Der Paritätische schlägt in seinem Konzept insgesamt elf konkrete Maßnahmen für den renten- und alterssicherungspolitischen Kurswechsel vor. Eine erfolgreiche Gesamtstrategie müsse bereits im Erwerbsleben ansetzen und die gesetzliche Rentenversicherung stärken. Die Spannweite der Vorschläge reicht von einer deutlichen Erhöhung des Mindestlohns über die Anhebung des Rentenniveaus auf 53 Prozent bis zur Reform der Altersgrundsicherung mit einer bedarfsgerechten Erhöhung der Regelsätze.

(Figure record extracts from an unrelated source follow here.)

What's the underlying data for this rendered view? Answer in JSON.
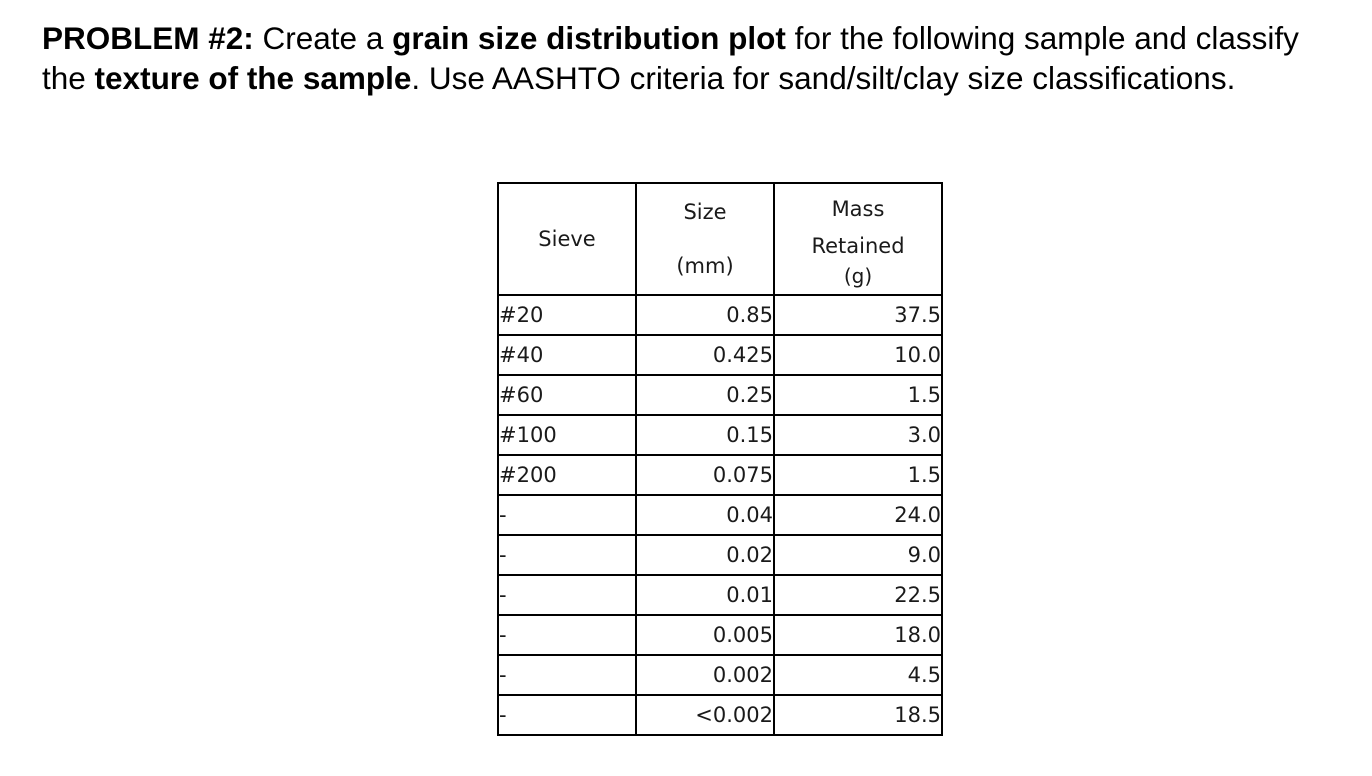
{
  "problem": {
    "label": "PROBLEM #2:",
    "text_1": " Create a ",
    "bold_1": "grain size distribution plot",
    "text_2": " for the following sample and classify the ",
    "bold_2": "texture of the sample",
    "text_3": ". Use AASHTO criteria for sand/silt/clay size classifications."
  },
  "table": {
    "headers": {
      "sieve": "Sieve",
      "size_line1": "Size",
      "size_line2": "(mm)",
      "mass_line1": "Mass",
      "mass_line2": "Retained",
      "mass_line3": "(g)"
    },
    "rows": [
      {
        "sieve": "#20",
        "size": "0.85",
        "mass": "37.5"
      },
      {
        "sieve": "#40",
        "size": "0.425",
        "mass": "10.0"
      },
      {
        "sieve": "#60",
        "size": "0.25",
        "mass": "1.5"
      },
      {
        "sieve": "#100",
        "size": "0.15",
        "mass": "3.0"
      },
      {
        "sieve": "#200",
        "size": "0.075",
        "mass": "1.5"
      },
      {
        "sieve": "-",
        "size": "0.04",
        "mass": "24.0"
      },
      {
        "sieve": "-",
        "size": "0.02",
        "mass": "9.0"
      },
      {
        "sieve": "-",
        "size": "0.01",
        "mass": "22.5"
      },
      {
        "sieve": "-",
        "size": "0.005",
        "mass": "18.0"
      },
      {
        "sieve": "-",
        "size": "0.002",
        "mass": "4.5"
      },
      {
        "sieve": "-",
        "size": "<0.002",
        "mass": "18.5"
      }
    ]
  }
}
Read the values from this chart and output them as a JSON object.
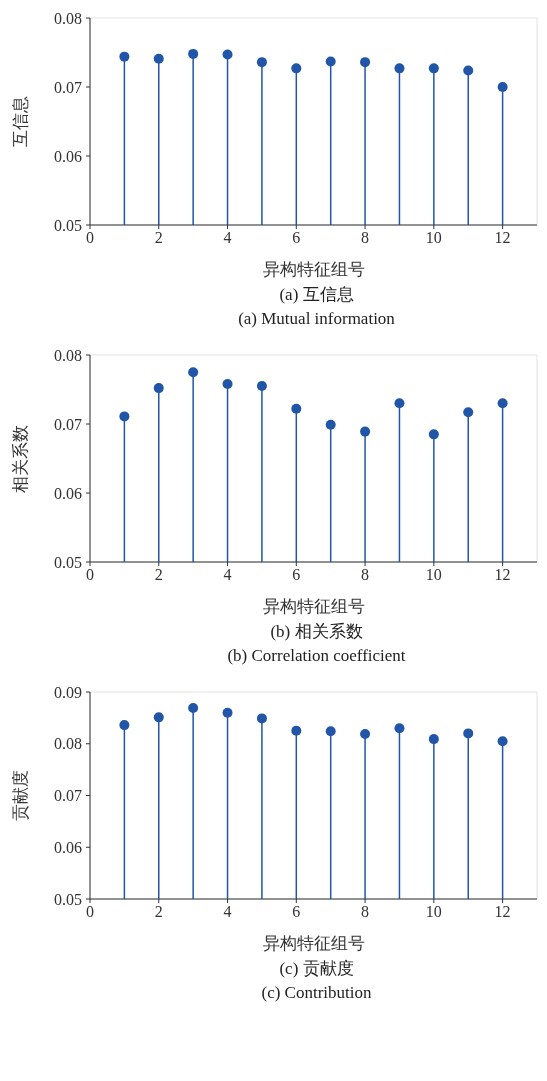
{
  "chart_data": [
    {
      "type": "lollipop",
      "xlabel": "异构特征组号",
      "ylabel": "互信息",
      "annotations": [
        "(a) 互信息",
        "(a) Mutual information"
      ],
      "x": [
        1,
        2,
        3,
        4,
        5,
        6,
        7,
        8,
        9,
        10,
        11,
        12
      ],
      "xlim": [
        0,
        13
      ],
      "xticks": [
        0,
        2,
        4,
        6,
        8,
        10,
        12
      ],
      "ylim": [
        0.05,
        0.08
      ],
      "yticks": [
        0.05,
        0.06,
        0.07,
        0.08
      ],
      "grid": true,
      "marker": "circle",
      "series": [
        {
          "color": "#2155a8",
          "values": [
            0.0744,
            0.0741,
            0.0748,
            0.0747,
            0.0736,
            0.0727,
            0.0737,
            0.0736,
            0.0727,
            0.0727,
            0.0724,
            0.07
          ]
        }
      ]
    },
    {
      "type": "lollipop",
      "xlabel": "异构特征组号",
      "ylabel": "相关系数",
      "annotations": [
        "(b) 相关系数",
        "(b) Correlation coefficient"
      ],
      "x": [
        1,
        2,
        3,
        4,
        5,
        6,
        7,
        8,
        9,
        10,
        11,
        12
      ],
      "xlim": [
        0,
        13
      ],
      "xticks": [
        0,
        2,
        4,
        6,
        8,
        10,
        12
      ],
      "ylim": [
        0.05,
        0.08
      ],
      "yticks": [
        0.05,
        0.06,
        0.07,
        0.08
      ],
      "grid": true,
      "marker": "circle",
      "series": [
        {
          "color": "#2155a8",
          "values": [
            0.0711,
            0.0752,
            0.0775,
            0.0758,
            0.0755,
            0.0722,
            0.0699,
            0.0689,
            0.073,
            0.0685,
            0.0717,
            0.073
          ]
        }
      ]
    },
    {
      "type": "lollipop",
      "xlabel": "异构特征组号",
      "ylabel": "贡献度",
      "annotations": [
        "(c) 贡献度",
        "(c) Contribution"
      ],
      "x": [
        1,
        2,
        3,
        4,
        5,
        6,
        7,
        8,
        9,
        10,
        11,
        12
      ],
      "xlim": [
        0,
        13
      ],
      "xticks": [
        0,
        2,
        4,
        6,
        8,
        10,
        12
      ],
      "ylim": [
        0.05,
        0.09
      ],
      "yticks": [
        0.05,
        0.06,
        0.07,
        0.08,
        0.09
      ],
      "grid": true,
      "marker": "circle",
      "series": [
        {
          "color": "#2155a8",
          "values": [
            0.0836,
            0.0851,
            0.0869,
            0.086,
            0.0849,
            0.0825,
            0.0824,
            0.0819,
            0.083,
            0.0809,
            0.082,
            0.0805
          ]
        }
      ]
    }
  ]
}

„Kern unseres Konzepts ist die Stärkung der gesetzlichen Rentenversicherung. Wir fordern die Einbindung aller Erwerbstätigen, eine Anhebung des Rentenniveaus auf 53 Prozent sowie die faktische Abschaffung der Riester-Rente“, betont der Verbandsvorsitzende. „Wenn das Rentenniveau weiter sinkt, sind alle anderen Maßnahmen zur Bekämpfung der Altersarmut nur noch Kosmetik“, so Rosenbrock. Selbst wer über 40 Jahre durchschnittlich 2.300 Euro Brutto verdient und Rentenbeiträge einbezahlt hat, habe laut Paritätischer Forschungsstelle bei einem Rentenniveau von aktuell 47,7 Prozent eine Rente kaum noch oberhalb des Grundsicherungsniveaus zu erwarten.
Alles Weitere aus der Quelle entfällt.